Compete for the present while preparing for the future
In his classic song “A Change is Gonna Come”, Sam Cooke wrote about the change that was sweeping the United States from the Civil Rights movement during the 1960s. The forces that were transforming the country back then are the same forces that are driving today’s conversations around the world about inequality, immigration, international trade, and economic nationalism…
But, how are our leaders and managers supposed to make sense of these long-term macro-environmental changes when shareholders’ quarterly demands consume most of our attention? This is one of the single greatest challenges facing our workforce today – and it is at the forefront of academic research in management and strategy. British professor Robert Grant describes the problem this way, “How do we compete for the present, while preparing for the future?” In other words, how should our organizations meet the needs of our current customers so that we can grow and change to meet the demands of our future customers? Developing this “organizational ambidexterity” allows a business to focus on immediate priorities while simultaneously preparing the organization for future success. This dynamic capability is the gold standard for remaining competitive in an external environment that is characterized by rapid and profound change.
Our firm has spent a lot of time thinking about how to help our clients answer these two questions. One solution we have used to prepare managers for balancing these competing pressures is an intensive residential and cohort-based leadership development program that is designed to balance practical training with an opportunity for focused reflection. These programs are usually held at an off-site location and can last anywhere from two days to two weeks depending on organizational needs. This format yields the immediate benefits of improving transactional skills with the opportunity to develop the long-term transformational mindsets necessary to understand the macro-environmental and industry trends. We have found there are three essential elements that make these programs successful.
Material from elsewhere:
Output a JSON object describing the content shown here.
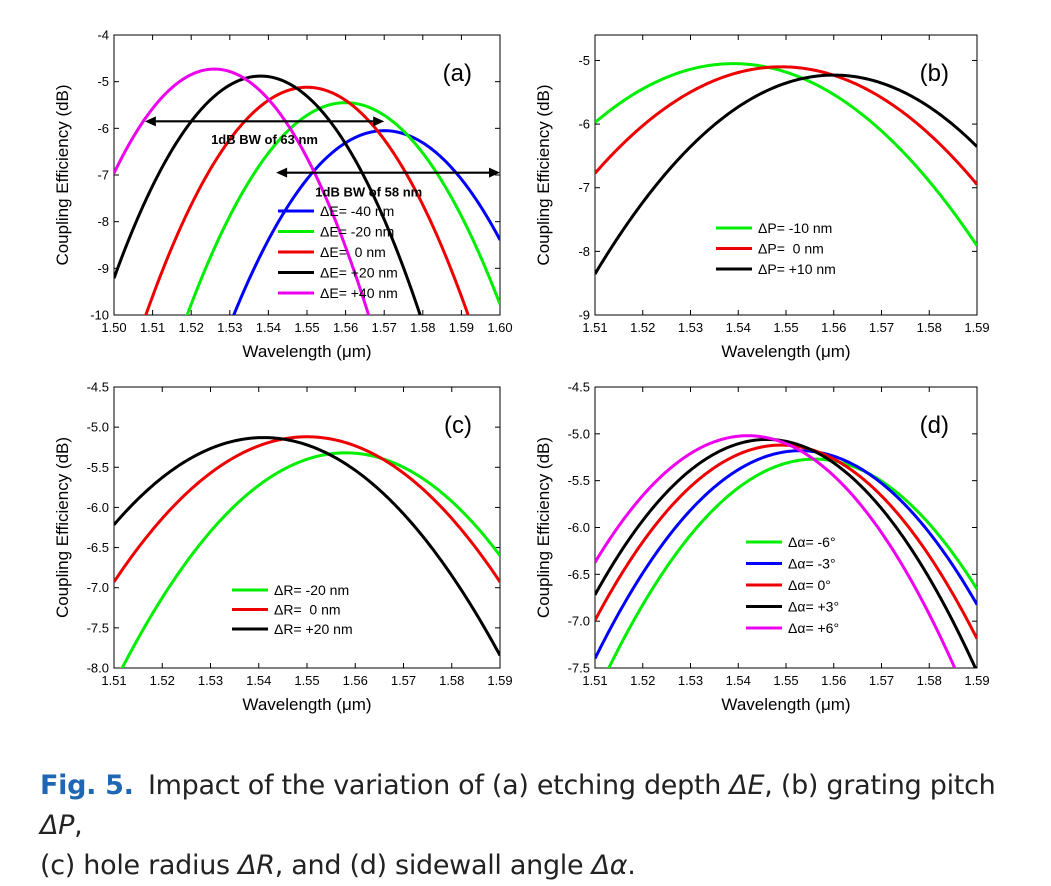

#1 Focused Thematic Organization. The program should be specifically tailored for the developmental needs of the organization. For a week-long program, we recommend no more than three themes that may include initiatives such as developing a global mindset, driving strategic alignment, or talent management. These cross-functional themes challenge participants from across the organization to work together to foster networks that support future success. In many organizations, managers are promoted based on their technical proficiency or internal knowledge of the product or organization (e.g., transactional skills). However, the transition to senior leadership involves developing an awareness of corporate strategy and the external movements within the industry. The residential training option gives these High-Mach Type-A personalities the time and space to step back and see the big-picture (e.g., transformational leadership).
#2 Executive Involvement. The visible and active participation of executive leadership throughout the program experience is absolutely essential. First, senior leadership must be involved beforehand in identifying participants and programmatic themes. Second, they must also be engaged in creative and honest self-reflection during the session so they can be seen modelling the desired behaviors. In our experience, we have found that alumni of the program also welcome the opportunity to interact with the new participants. These executives can be included as panel participants, content experts, and presentation critics like in the television show Shark Tank. Finally, it is crucial that executive leadership be involved in the post-program follow-up activities… such as #3 Practicum Research.
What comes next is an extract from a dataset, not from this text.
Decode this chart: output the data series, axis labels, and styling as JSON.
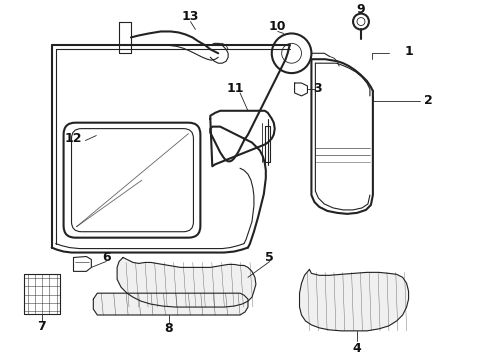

#3 Practicum Research. Practicum research is the perfect example of a high-impact activity that inspires organizational ambidexterity. By inviting small cross-functional teams to work together on real-world issues the firm faces, its best talent is mobilized to solve its biggest problems. There are two options that can be successful. First, you can ask the participant teams to identify the problem themselves, work with an executive sponsor to research solutions, and then present findings back to the executive team. Or, you can have the executive team identify a list of possible research topics from which the participant teams can choose. The benefit of the first option is that it forces participants to think like executives – thereby accelerating their development. However, the second option reduces the time required to identify an acceptable research topic. This option also prevents the scenario where teams identify an issue that senior leadership does not believe merits significant investigation. This practicum research activity can be presented during the program for verification, but should include a period of time – after the program – to work collaboratively before presenting the findings back to the executive team. This has the benefit of extending the learning beyond the boundaries of the training session and also continuously engages senior leadership with cutting edge and transformational ideas.
We’ve found that even those organizations that have well-developed talent management capabilities sometimes become focused on transactional efficiency to the detriment of the long-term health of the firm. These intense residential programs are the perfect option for preparing high-potential managers to make the transition to senior leadership. Challenging them with focused and creative reflection meets the personal needs of the managers and equips them for the long-term challenges posed by an ever-changing external environment.